Example: Here, schools are able to view user insights, along with engaged sessions, that come from the top ten countries. The second column to the right of the countries represents a secondary dimension and refers to the default channel groups, showing which mediums are associated with which countries:

demographic and channel

This information is particularly valuable since it can help you improve your ad targeting as well as persona development efforts. The result would be more focused content, including ads, that speaks to the right audience.

The Tech Details Report is all about data on your prospects’ browsers, device types, device categories, operating systems, and more. Here, you can also change or add dimensions to get more out of analytics for schools. This information can help your school determine pain points on different device types that prospects use, reminding you to maintain a mobile-responsive and mobile-friendly website

Explore GA4’s Multichannel Funnel Report and Path Exploration Features

Even though GA4 is new, it still retains much of the same functions as UA. Often, these functions are given a different name or placed in a new section within the platform.

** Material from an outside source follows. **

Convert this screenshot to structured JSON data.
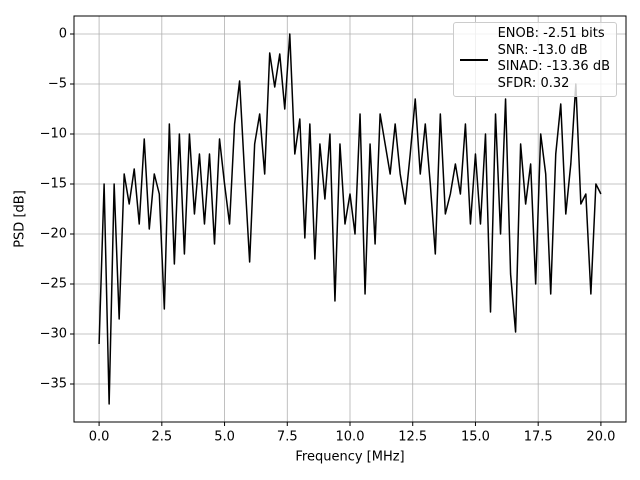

Conversion paths for multichannel funnel reporting are an example of this situation. You can find them in the “Advertise” section in the left-hand menu. They reveal the different channel journeys that lead prospects toward conversion on your school’s website:

conversion paths

You can also explore “Path Explorations,” found in the “Explore” section of the same menu. Explorations are custom reports that allow you to analyze more specific data. They can be tricky to set up initially, but they can lead to a big pay off. With Path Exploration, you can discover the most common paths that prospects take to land on a certain webpage on your school’s website. You’re also able to run a reverse path exploration and find out how users get to a specific conversion point that way.

Both of these GA4 features are incredibly valuable to your school’s digital marketing efforts. Through them, you can determine which pages or paths need to be optimized and which questions you need to address in your content to promote a more seamless path towards conversion. This is especially true if you notice prospects going between a set of specific web pages. Taking the time to set up analytics for schools can help you delight your prospects all while giving your school a more competitive edge in the education market.